Pour contrecarrer l’instinct punitif, et accéder facilement à une compassion universelle on peut encore considérer que les problèmes résident non pas dans des personnes, mais seulement dans des comportements.
Ainsi, je pourrai accéder plus facilement à la compassion pour celui qui m'agresse, car son comportement punitif est la conséquence immédiate d’une certaine souffrance… En observant les mécanismes en jeu, dans leur globalité, on ne voit plus, en fin de compte, qu’un seul ennemi : la souffrance. Et l’on s’attaque à ce qui y conduit, à commencer par l’instinct punitif.
La mise en cause des personnes est sans doute une des plus grandes calamités humaines. Elle entraîne non seulement le racisme et les génocides, mais aussi notre propre susceptibilité. C’est en effet pour protéger notre personne (qui a souvent été « attaquée »), que nous nous défendons et ne supportons pas les jugements sur nous-mêmes.
Mais qu’est-ce que la personne ? qui suis-je ? Clairement, je ne suis ni mon corps, ni mes pensées, ni mes sentiments. Je suis celui qui les a, qui les produit, qui les choisit à chaque instant, libre d’en changer, de les faire évoluer…
Ce n’est donc jamais la personne que nous devrions critiquer, au contraire… Ce n’est jamais ma personne que je devrais sentir critiquée, mais uniquement mon comportement passé.

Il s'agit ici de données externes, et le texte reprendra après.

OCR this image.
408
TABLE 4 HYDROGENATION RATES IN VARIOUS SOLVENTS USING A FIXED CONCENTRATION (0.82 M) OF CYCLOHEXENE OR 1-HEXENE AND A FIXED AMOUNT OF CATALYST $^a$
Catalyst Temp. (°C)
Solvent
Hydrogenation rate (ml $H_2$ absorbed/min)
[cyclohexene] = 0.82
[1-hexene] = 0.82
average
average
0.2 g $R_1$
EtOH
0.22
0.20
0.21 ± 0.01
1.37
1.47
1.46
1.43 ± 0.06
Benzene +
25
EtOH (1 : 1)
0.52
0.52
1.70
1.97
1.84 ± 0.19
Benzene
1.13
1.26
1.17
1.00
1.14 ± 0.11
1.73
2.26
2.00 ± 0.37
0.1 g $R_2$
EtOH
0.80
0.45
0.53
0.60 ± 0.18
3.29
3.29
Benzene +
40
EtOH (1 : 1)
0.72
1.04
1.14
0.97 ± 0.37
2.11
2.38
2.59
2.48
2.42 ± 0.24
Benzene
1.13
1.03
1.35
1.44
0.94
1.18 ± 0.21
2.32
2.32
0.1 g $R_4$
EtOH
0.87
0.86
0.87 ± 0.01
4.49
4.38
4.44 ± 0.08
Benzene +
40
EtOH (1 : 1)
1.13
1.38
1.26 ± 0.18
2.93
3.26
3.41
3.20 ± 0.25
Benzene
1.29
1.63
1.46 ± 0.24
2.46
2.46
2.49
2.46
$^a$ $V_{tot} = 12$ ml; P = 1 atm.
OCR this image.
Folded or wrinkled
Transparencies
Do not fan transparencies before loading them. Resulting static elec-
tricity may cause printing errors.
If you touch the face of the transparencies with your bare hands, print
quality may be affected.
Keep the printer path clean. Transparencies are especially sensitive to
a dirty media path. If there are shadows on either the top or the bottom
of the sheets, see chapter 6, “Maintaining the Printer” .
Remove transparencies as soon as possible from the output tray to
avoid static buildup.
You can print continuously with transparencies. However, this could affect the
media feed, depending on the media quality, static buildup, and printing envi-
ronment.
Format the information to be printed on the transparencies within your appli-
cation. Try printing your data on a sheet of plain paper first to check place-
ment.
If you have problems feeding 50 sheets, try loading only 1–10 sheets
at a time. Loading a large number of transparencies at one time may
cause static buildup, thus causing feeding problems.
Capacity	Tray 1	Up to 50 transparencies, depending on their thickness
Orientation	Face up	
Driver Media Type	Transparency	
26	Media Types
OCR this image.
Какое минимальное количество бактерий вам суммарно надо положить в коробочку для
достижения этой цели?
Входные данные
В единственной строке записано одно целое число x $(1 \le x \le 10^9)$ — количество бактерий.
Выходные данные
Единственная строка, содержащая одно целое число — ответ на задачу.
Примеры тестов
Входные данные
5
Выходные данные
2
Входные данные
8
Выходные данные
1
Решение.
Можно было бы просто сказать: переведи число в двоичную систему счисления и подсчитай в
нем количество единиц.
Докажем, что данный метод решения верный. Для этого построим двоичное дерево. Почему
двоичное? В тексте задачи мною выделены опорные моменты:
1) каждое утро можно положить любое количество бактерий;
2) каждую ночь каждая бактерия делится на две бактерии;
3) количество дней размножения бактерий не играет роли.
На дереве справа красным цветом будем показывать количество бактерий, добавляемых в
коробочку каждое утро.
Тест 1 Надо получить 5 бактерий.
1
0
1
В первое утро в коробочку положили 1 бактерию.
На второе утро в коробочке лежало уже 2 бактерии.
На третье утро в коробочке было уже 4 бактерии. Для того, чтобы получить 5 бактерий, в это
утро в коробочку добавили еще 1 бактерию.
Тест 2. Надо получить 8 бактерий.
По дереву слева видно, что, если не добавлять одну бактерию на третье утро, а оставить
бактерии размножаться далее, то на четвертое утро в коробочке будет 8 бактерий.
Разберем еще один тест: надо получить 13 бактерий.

Pourquoi défendrai-je mon comportement passé, si ce n’est parce que je l’amalgame, à tort, avec ma personne ?
La critique de mon comportement (nécessairement passé) ne peut que m’aider à évoluer dans le sens que je souhaite, aider… ma personne.
Pour limiter la souffrance relationnelle, on pourra donc, en tant qu’émetteur, formuler ses critiques en désignant explicitement la chose concernée (comportement, corps…) et en employant toujours le passé.
« ce que tu as fais là ne me convient pas, parce que… » et bien sûr jamais : « Qu’est-ce que tu es… », « tu fais toujours… »…
En tant que récepteur, on prendra soin de traduire les « Tu es… » par des « Jusqu’à présent, tu te comportes… » et les « Tu fais toujours… » par « Jusqu’ici, pour moi, tu fais trop souvent … », puisque, prises à la lettre, ces affirmations seraient absurdes.
Une source particulièrement fréquente, et paradoxale, de conflits est la peur d’être en faute, ou, plus généralement, d’être désagréable envers autrui. Ce n’est pas le souci d’être agréable qui est le problème, ici, au contraire, mais la souffrance excessive qui est derrière cela.
Si la souffrance est trop forte, au lieu de simplement tirer parti d’une critique sur mon comportement passé pour améliorer celui-ci à l’avenir, je vais fuir, refouler ou attaquer ; rejeter la critique au lieu d’en tirer profit. En particulier, je vais être tenté d’accuser pour éviter d’être en cause. D’où le caractère conflictuel de la critique. D’où une situation où tout le monde rejette la faute sur tout le monde, et où les problèmes demeurent tandis que les conflits abondent.
Mais pourquoi une telle hyper-sensibilité ?
Cela tient tout d’abord à l’amalgame que nous venons de voir autour du concept de personne, de « moi ».
Cela tient également à une autre illusion linguistique, le concept de valeur : à l’idée qu’il y aurait des choses, et en particulier des personnes, qui auraient une valeur en elles-mêmes. Or, a priori, une chose n’a de valeur que pour une personne donnée, qui apprécie la chose. Avoir de la valeur en soi signifie quelque part : « avoir de la valeur pour tout le monde » ou, du moins, que si la chose n’est pas appréciée d’une personne, cette dernière a « tort » ou perçoit mal ; un peu comme quelqu’un qui ne verrait pas qu’une fleur est jaune... Le caractère « jaune » est objectif car strictement sensoriel, pas le caractère « valeureux »… Par conséquent, « avoir de la valeur » est vécu comme crucial, hautement désirable, et ne pas en avoir, catastrophique. Tout ceci étant, bien sûr, plus ou moins inconscient.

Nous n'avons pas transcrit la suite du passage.